The last car of grain was shipped to respondent on April 25, 1921. When the elevator was closed in June, the storage receipts were in the possession of the manager. The holders had given them to him, and when he left he gave them to the secretary of the exchange. The receipts had been surrendered by the holders in exchange for checks drawn on local banks by the exchange. For lack of funds most of the checks were returned unpaid. Thus it appears that after all their grain had been shipped to Minneapolis and sold, instead of attempting to follow or claim it, appellant’s assignors elected to look to the exchange for payment. They must have known that it was then on the verge of insolvency. If they had not consented to the sale of their grain, it is difficult to understand why they took the checks and gave up their receipts. Their conduct is persuasive evidence of knowledge of and acquiescence in what had been done by the exchange.

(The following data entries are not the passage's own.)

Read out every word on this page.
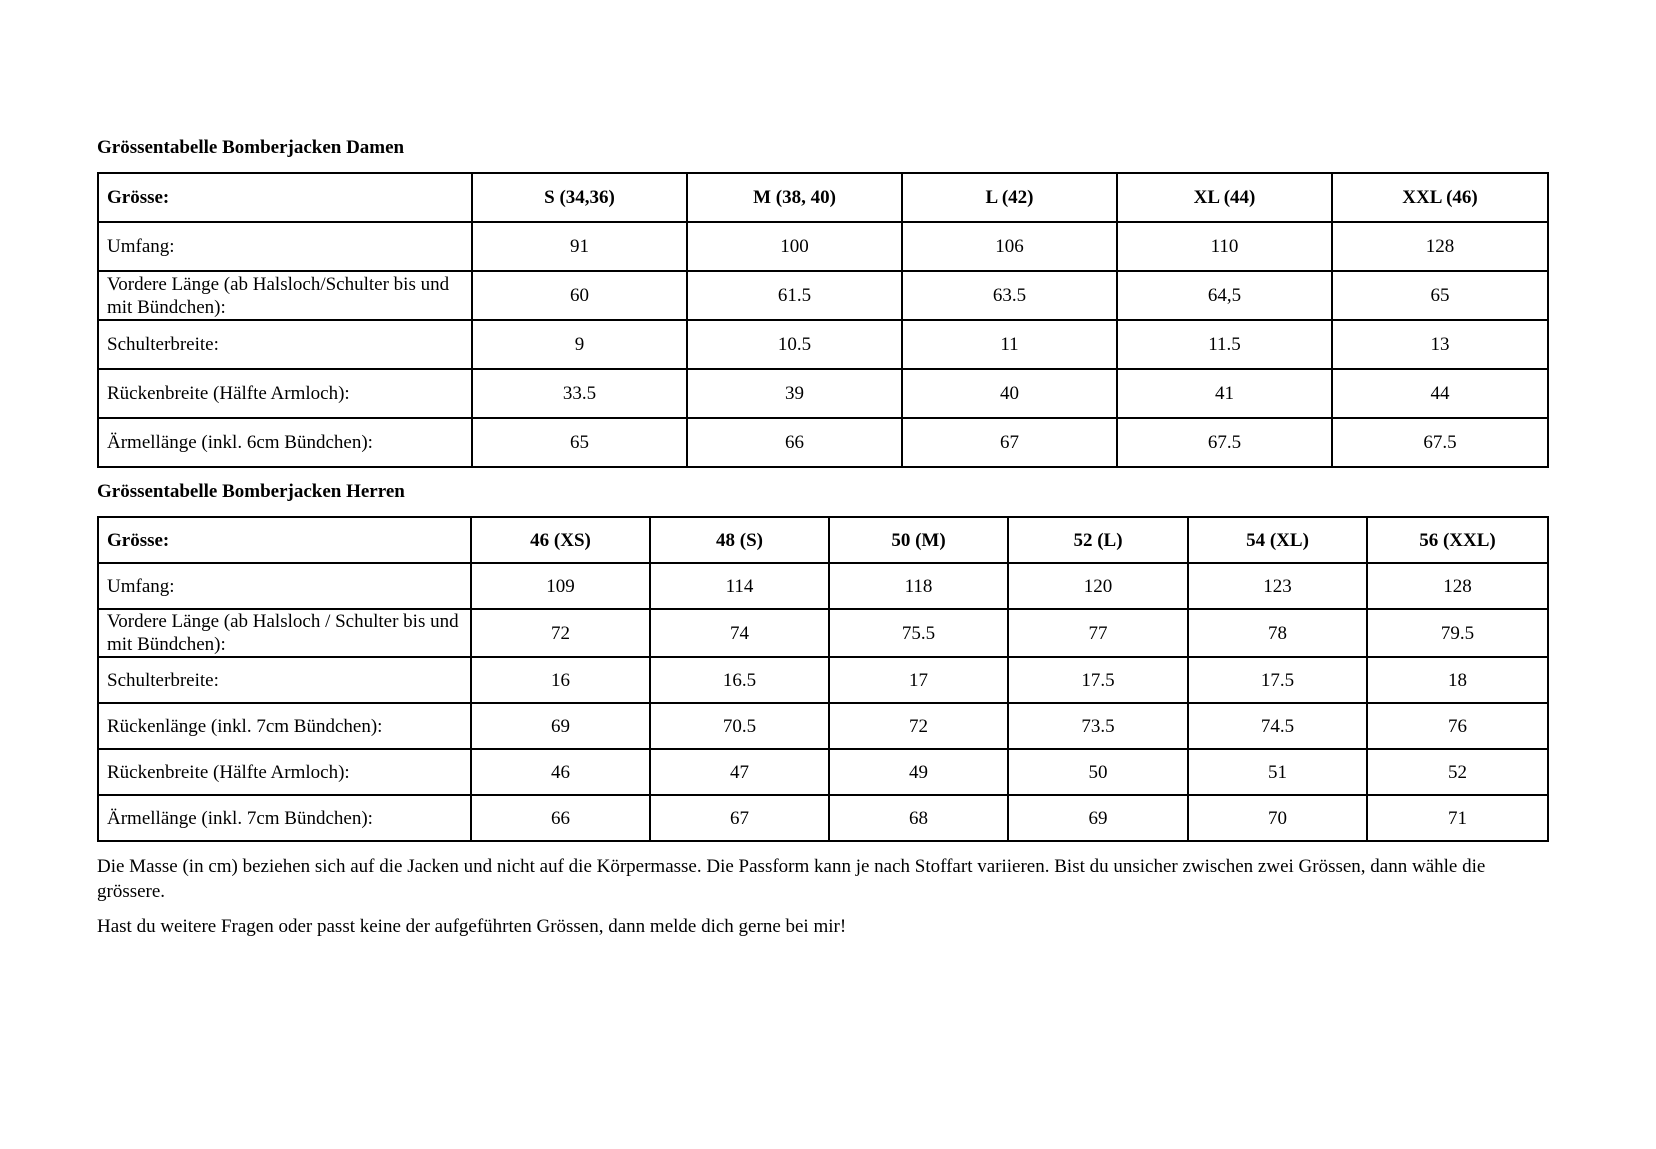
Grössentabelle Bomberjacken Damen
Grösse:	S (34,36)	M (38, 40)	L (42)	XL (44)	XXL (46)
Umfang:	91	100	106	110	128
Vordere Länge (ab Halsloch/Schulter bis und mit Bündchen):	60	61.5	63.5	64,5	65
Schulterbreite:	9	10.5	11	11.5	13
Rückenbreite (Hälfte Armloch):	33.5	39	40	41	44
Ärmellänge (inkl. 6cm Bündchen):	65	66	67	67.5	67.5
Grössentabelle Bomberjacken Herren
Grösse:	46 (XS)	48 (S)	50 (M)	52 (L)	54 (XL)	56 (XXL)
Umfang:	109	114	118	120	123	128
Vordere Länge (ab Halsloch / Schulter bis und mit Bündchen):	72	74	75.5	77	78	79.5
Schulterbreite:	16	16.5	17	17.5	17.5	18
Rückenlänge (inkl. 7cm Bündchen):	69	70.5	72	73.5	74.5	76
Rückenbreite (Hälfte Armloch):	46	47	49	50	51	52
Ärmellänge (inkl. 7cm Bündchen):	66	67	68	69	70	71

Die Masse (in cm) beziehen sich auf die Jacken und nicht auf die Körpermasse. Die Passform kann je nach Stoffart variieren. Bist du unsicher zwischen zwei Grössen, dann wähle die grössere.

Hast du weitere Fragen oder passt keine der aufgeführten Grössen, dann melde dich gerne bei mir!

There is another important circumstance to be considered. Respondent received and sold the grain as the agent of the exchange and its liability is no greater. It has been held that, if a warehouseman has a right to ship stored grain to a terminal market and sell *400it there, the commission merchant incurs no liability in making the sale for the warehouseman. Nicholson v. H. Poehler Co. 284 Fed. 992. The contract between respondent and the exchange provides that the former may make sales in its name for the latter according to the usages and regulations of the grain exchanges where the grain is sold. Other provisions in the contract indicate that respondent was to handle the grain shipped to it as a commission merchant and account for the proceeds of sales. A reading of the whole contract leaves little doubt about the relations of the parties from a legal standpoint. Respondent was the agent of the New Leipzig Exchange to sell the grain in the Minneapolis market, and was not a purchaser. The rule is that the liability of an agent, who assists his principal in disposing of the property of another entrusted to the possession of the principal, depends upon the agent’s knowldge of the wrongfulness of the principal’s act and his participation therein. Leuthold v. Fairchild, 35 Minn. 99, 27 N. W. 503, 28 N. W. 218; Dolliff v. Robbins, 83 Minn. 498, 86 N. W. 772, 85 Am. St. 466; Schall v. Northland Motor Car Co. 123 Minn. 214, 143 N. W. 357. There is no evidence of such knowledge on the part of respondent. It is a fair inference that it knew of the practice prevailing among the managers of country elevators of shipping stored grain to terminal markets for sale. But knowledge of the practice did not carry with it notice that the grain received by respondent was in fact stored grain. For these reasons we conclude that the ultimate finding of estoppel was warranted and presents an insurmountable obstacle to a recovery from respondent. It is a mixed question of law and fact, Maxwell v. Bay City Bridge Co. 41 Mich. 453, 2 N. W. 639, 21 C. J. 1253, and, in reviewing it, we are guided by the rule requiring us to sustain a finding not contrary to the clear weight of evidence.

The order denying a new trial is affirmed.